On November 12, 2021, just as President Joe Biden prepared to travel to a major climate conference in Scotland with the intention of establishing America as a world leader in curbing greenhouse-gas emissions, the U.S. Supreme Court agreed to hear a challenge to a lower appellate court’s recent restoration of some of the Environmental Protection Agency’s regulatory authority concerning carbon emissions. The challenge focuses on a provision of the Clean Air Act requiring the EPA to identify the “best system of emission reduction” for existing pollution sources and to, accordingly, work with states to create pollution control plans. If the Supreme Court finds that Congress overreached in delegating powers to the EPA to regulate greenhouse gas emissions from coal-powered power plants, this would virtually eliminate the agency’s ability to reduce billions of tons of carbon emissions.
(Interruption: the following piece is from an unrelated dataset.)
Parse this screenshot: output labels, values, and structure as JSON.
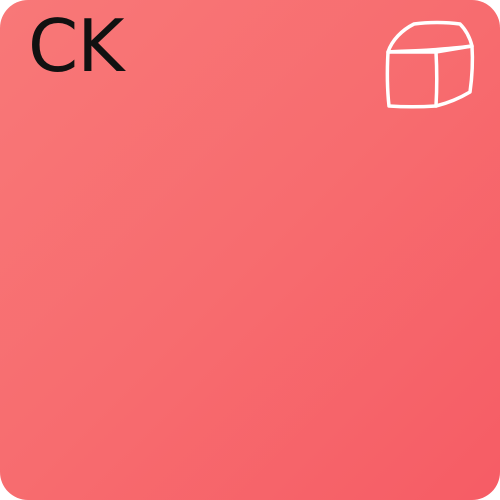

As way of background, in January 2021, the District of Columbia Circuit Court ruled against the Trump Administration’s Affordable Clean Energy (ACE) rule, which rolled back the prior administration’s 2015 Clean Power Plan, which limited coal-powered plant carbon emissions. Under the Clean Air Act, the Clean Power Plan sought to shift the U.S. electrical system away from coal power plants to cleaner sources. The challengers, across four consolidated cases, in the instant appeal to the Supreme Court, led by coal companies and 20 energy-producing states, claim the lower court’s reading of the provision gives the EPA “unbridled power” that only belongs to Congress rather than the agency, and that such power would mandate standards “impossible for coal and natural gas power plants to meet.”
For its part, the Biden Administration had requested that the Supreme Court not hear the appeal, echoing the argument the EPA made that the EPA is in the middle of a rulemaking process concerning carbon emissions, and that this process will require the EPA to define the scope of its regulatory authority, rendering the challenge moot. Indeed, the EPA argues that it is no longer even relevant if the Clean Power Plan was lawful because it is no longer in effect and the EPA has no intention of reinstating it.
The Supreme Court’s eventual decision, which is expected to be issued by the end of June 2022, could throw a wrench in the Biden Administration’s efforts to impose stricter emission regulations with the goal of reducing the effects of climate change by decreasing the dependency of electricity production on fossil fuels and moving it instead toward
s renewables. The announcement of the challenge also coincides with lengthy and contentious negotiations over the administration’s ambitious infrastructure bill, which was originally structured to promote energy renewables.
Notably, the Supreme Court has previously affirmed the EPA’s regulatory authority in analogous cases at least three times in the past 20 years. Many legal analysts, therefore, suspect that the court is hearing this challenge as a vehicle to opine on the broader limitations on the regulatory powers of the federal government. The outcome of a decision rolling back previously assumed agency authority would prevent Congress from delegating such authority to the EPA and put the ball in Congress’s exclusively legislative court.